Sigismund von Götzen or Sigmundt von Götz (1576–1650) was the Calvinist chancellor of the privy council of George William, Elector of Brandenburg. In 1630, he forced out of office the Roman Catholic Count Adam of Schwarzenberg, who had been in part responsible for the policy of irenicist neutrality that had been pursued by the Margraviate of Brandenburg in the Thirty Years' War. Götzen was one of the two delegates representing Brandenburg in the conference at Leipzig, 1631, where were discussed the terms of a Protestant alliance. The Brandenburgers argued that such an alliance need not violate the imperial constitution under which the Holy Roman Empire was organized, a view that was adopted by the assembled Protestant princes.
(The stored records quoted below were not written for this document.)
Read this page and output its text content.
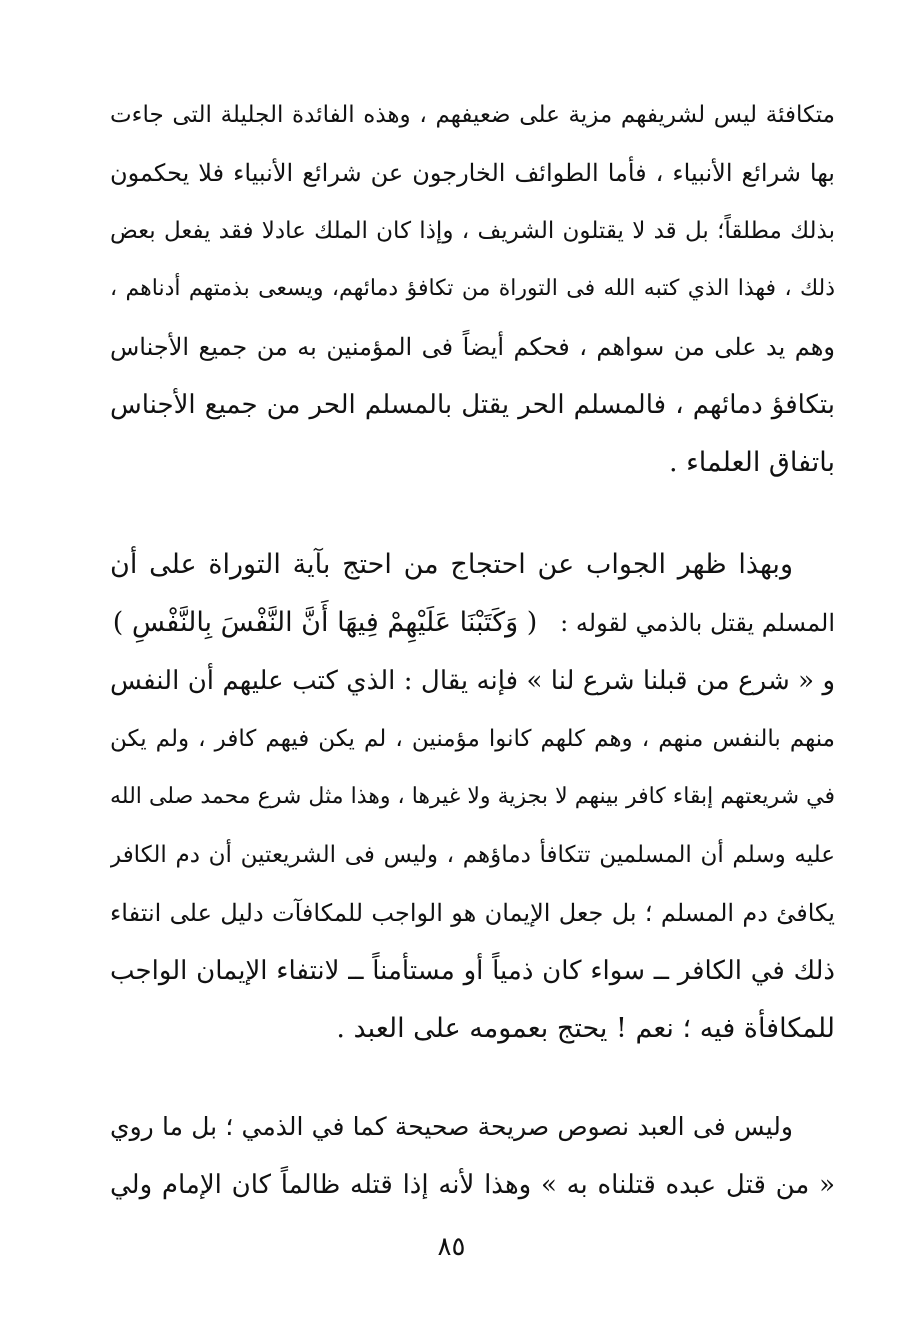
متكافئة ليس لشريفهم مزية على ضعيفهم ، وهذه الفائدة الجليلة التى جاءت
بها شرائع الأنبياء ، فأما الطوائف الخارجون عن شرائع الأنبياء فلا يحكمون
بذلك مطلقاً؛ بل قد لا يقتلون الشريف ، وإذا كان الملك عادلا فقد يفعل بعض
ذلك ، فهذا الذي كتبه الله فى التوراة من تكافؤ دمائهم، ويسعى بذمتهم أدناهم ،
وهم يد على من سواهم ، فحكم أيضاً فى المؤمنين به من جميع الأجناس
بتكافؤ دمائهم ، فالمسلم الحر يقتل بالمسلم الحر من جميع الأجناس
باتفاق العلماء .
وبهذا ظهر الجواب عن احتجاج من احتج بآية التوراة على أن
المسلم يقتل بالذمي لقوله :   ( وَكَتَبْنَا عَلَيْهِمْ فِيهَا أَنَّ النَّفْسَ بِالنَّفْسِ )
و « شرع من قبلنا شرع لنا » فإنه يقال : الذي كتب عليهم أن النفس
منهم بالنفس منهم ، وهم كلهم كانوا مؤمنين ، لم يكن فيهم كافر ، ولم يكن
في شريعتهم إبقاء كافر بينهم لا بجزية ولا غيرها ، وهذا مثل شرع محمد صلى الله
عليه وسلم أن المسلمين تتكافأ دماؤهم ، وليس فى الشريعتين أن دم الكافر
يكافئ دم المسلم ؛ بل جعل الإيمان هو الواجب للمكافآت دليل على انتفاء
ذلك في الكافر ــ سواء كان ذمياً أو مستأمناً ــ لانتفاء الإيمان الواجب
للمكافأة فيه ؛ نعم ! يحتج بعمومه على العبد .
وليس فى العبد نصوص صريحة صحيحة كما في الذمي ؛ بل ما روي
« من قتل عبده قتلناه به » وهذا لأنه إذا قتله ظالماً كان الإمام ولي
٨٥
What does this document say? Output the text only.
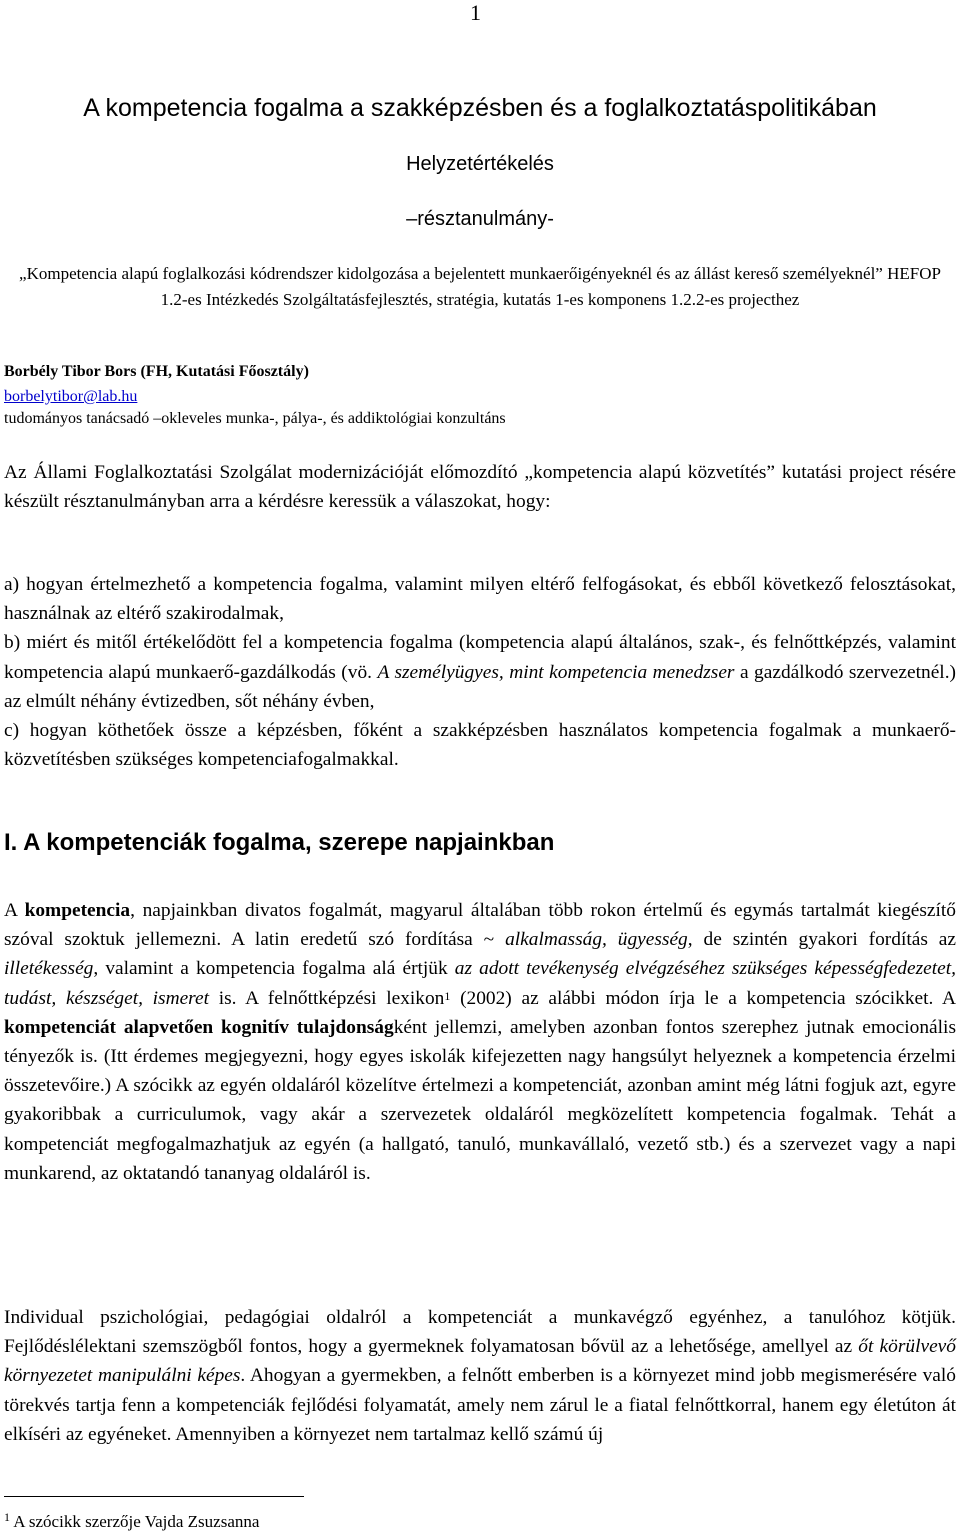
1
A kompetencia fogalma a szakképzésben és a foglalkoztatáspolitikában
Helyzetértékelés
–résztanulmány-
„Kompetencia alapú foglalkozási kódrendszer kidolgozása a bejelentett munkaerőigényeknél és az állást kereső személyeknél” HEFOP 1.2-es Intézkedés Szolgáltatásfejlesztés, stratégia, kutatás 1-es komponens 1.2.2-es projecthez
Borbély Tibor Bors (FH, Kutatási Főosztály)
borbelytibor@lab.hu
tudományos tanácsadó –okleveles munka-, pálya-, és addiktológiai konzultáns
Az Állami Foglalkoztatási Szolgálat modernizációját előmozdító „kompetencia alapú közvetítés” kutatási project résére készült résztanulmányban arra a kérdésre keressük a válaszokat, hogy:

a) hogyan értelmezhető a kompetencia fogalma, valamint milyen eltérő felfogásokat, és ebből következő felosztásokat, használnak az eltérő szakirodalmak,

b) miért és mitől értékelődött fel a kompetencia fogalma (kompetencia alapú általános, szak-, és felnőttképzés, valamint kompetencia alapú munkaerő-gazdálkodás (vö. A személyügyes, mint kompetencia menedzser a gazdálkodó szervezetnél.) az elmúlt néhány évtizedben, sőt néhány évben,

c) hogyan köthetőek össze a képzésben, főként a szakképzésben használatos kompetencia fogalmak a munkaerő-közvetítésben szükséges kompetenciafogalmakkal.

I. A kompetenciák fogalma, szerepe napjainkban
A kompetencia, napjainkban divatos fogalmát, magyarul általában több rokon értelmű és egymás tartalmát kiegészítő szóval szoktuk jellemezni. A latin eredetű szó fordítása ~ alkalmasság, ügyesség, de szintén gyakori fordítás az illetékesség, valamint a kompetencia fogalma alá értjük az adott tevékenység elvégzéséhez szükséges képességfedezetet, tudást, készséget, ismeret is. A felnőttképzési lexikon$^1$ (2002) az alábbi módon írja le a kompetencia szócikket. A kompetenciát alapvetően kognitív tulajdonságként jellemzi, amelyben azonban fontos szerephez jutnak emocionális tényezők is. (Itt érdemes megjegyezni, hogy egyes iskolák kifejezetten nagy hangsúlyt helyeznek a kompetencia érzelmi összetevőire.) A szócikk az egyén oldaláról közelítve értelmezi a kompetenciát, azonban amint még látni fogjuk azt, egyre gyakoribbak a curriculumok, vagy akár a szervezetek oldaláról megközelített kompetencia fogalmak. Tehát a kompetenciát megfogalmazhatjuk az egyén (a hallgató, tanuló, munkavállaló, vezető stb.) és a szervezet vagy a napi munkarend, az oktatandó tananyag oldaláról is.
Individual pszichológiai, pedagógiai oldalról a kompetenciát a munkavégző egyénhez, a tanulóhoz kötjük. Fejlődéslélektani szemszögből fontos, hogy a gyermeknek folyamatosan bővül az a lehetősége, amellyel az őt körülvevő környezetet manipulálni képes. Ahogyan a gyermekben, a felnőtt emberben is a környezet mind jobb megismerésére való törekvés tartja fenn a kompetenciák fejlődési folyamatát, amely nem zárul le a fiatal felnőttkorral, hanem egy életúton át elkíséri az egyéneket. Amennyiben a környezet nem tartalmaz kellő számú új
$^1$ A szócikk szerzője Vajda Zsuzsanna
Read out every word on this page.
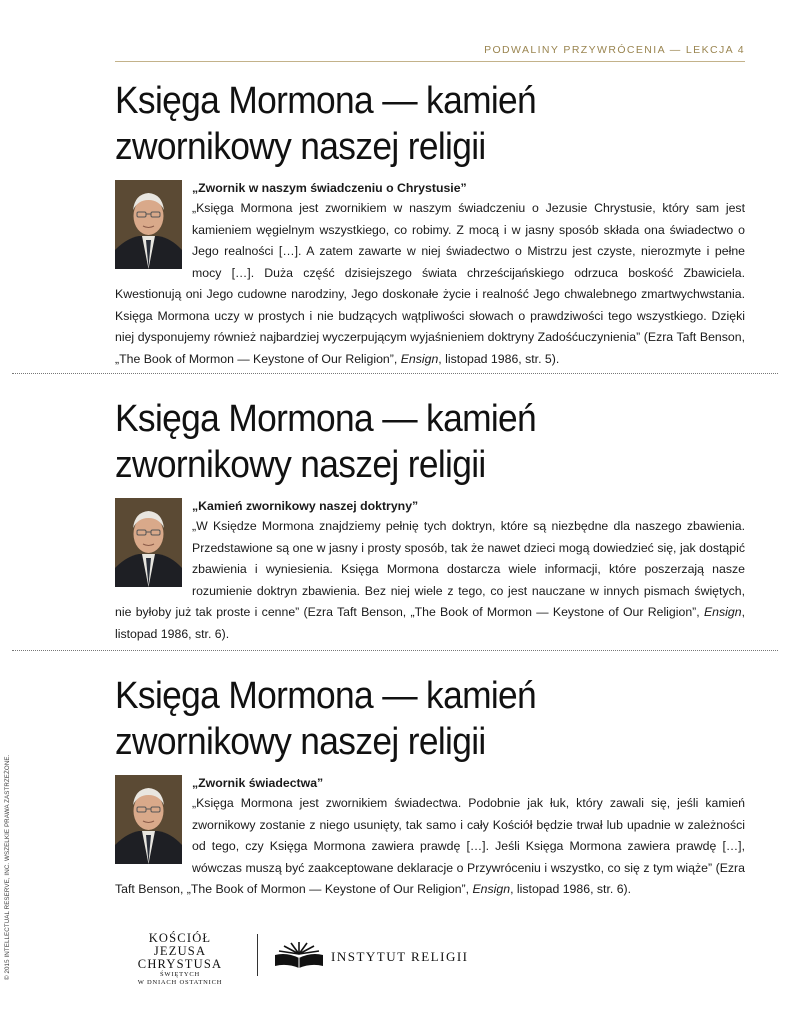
PODWALINY PRZYWRÓCENIA — LEKCJA 4
Księga Mormona — kamień
zwornikowy naszej religii
„Zwornik w naszym świadczeniu o Chrystusie”

„Księga Mormona jest zwornikiem w naszym świadczeniu o Jezusie Chrystusie, który sam jest kamieniem węgielnym wszystkiego, co robimy. Z mocą i w jasny sposób składa ona świadectwo o Jego realności […]. A zatem zawarte w niej świadectwo o Mistrzu jest czyste, nierozmyte i pełne mocy […]. Duża część dzisiejszego świata chrześcijańskiego odrzuca boskość Zbawiciela. Kwestionują oni Jego cudowne narodziny, Jego doskonałe życie i realność Jego chwalebnego zmartwychwstania. Księga Mormona uczy w prostych i nie budzących wątpliwości słowach o prawdziwości tego wszystkiego. Dzięki niej dysponujemy również najbardziej wyczerpującym wyjaśnieniem doktryny Zadośćuczynienia” (Ezra Taft Benson, „The Book of Mormon — Keystone of Our Religion”, Ensign, listopad 1986, str. 5).

Księga Mormona — kamień
zwornikowy naszej religii
„Kamień zwornikowy naszej doktryny”

„W Księdze Mormona znajdziemy pełnię tych doktryn, które są niezbędne dla naszego zbawienia. Przedstawione są one w jasny i prosty sposób, tak że nawet dzieci mogą dowiedzieć się, jak dostąpić zbawienia i wyniesienia. Księga Mormona dostarcza wiele informacji, które poszerzają nasze rozumienie doktryn zbawienia. Bez niej wiele z tego, co jest nauczane w innych pismach świętych, nie byłoby już tak proste i cenne” (Ezra Taft Benson, „The Book of Mormon — Keystone of Our Religion”, Ensign, listopad 1986, str. 6).

Księga Mormona — kamień
zwornikowy naszej religii
„Zwornik świadectwa”

„Księga Mormona jest zwornikiem świadectwa. Podobnie jak łuk, który zawali się, jeśli kamień zwornikowy zostanie z niego usunięty, tak samo i cały Kościół będzie trwał lub upadnie w zależności od tego, czy Księga Mormona zawiera prawdę […]. Jeśli Księga Mormona zawiera prawdę […], wówczas muszą być zaakceptowane deklaracje o Przywróceniu i wszystko, co się z tym wiąże” (Ezra Taft Benson, „The Book of Mormon — Keystone of Our Religion”, Ensign, listopad 1986, str. 6).

© 2015 INTELLECTUAL RESERVE, INC. WSZELKIE PRAWA ZASTRZEŻONE.	KOŚCIÓŁ
JEZUSA CHRYSTUSA
ŚWIĘTYCH
W DNIACH OSTATNICH
INSTYTUT RELIGII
The colloquy resulted in the Leipzig Manifesto,[1] signed by the princes (12 April 1631), under the terms of which the Protestant defensive association, the Leipziger Bund, formed an army of 40,000 troops "to uphold the basic laws, the imperial constitution, and the German liberties of the Protestant states."[2]

Notes edit

  1. ^ Details of the colloquy and the Manifesto are in Bodo Nischan, "Reformed Irenicism and the Leipzig colloquy of 1631", Central European History 9 (1976:3-26)
  2. ^ (Andrew Pettegree, A. C. Duke and Gillian Lewis, eds.) Bodo Nischan, "The case of Brandenburg", in Calvinism in Europe, 1540-1620 (Cambridge University Press) 1994:203.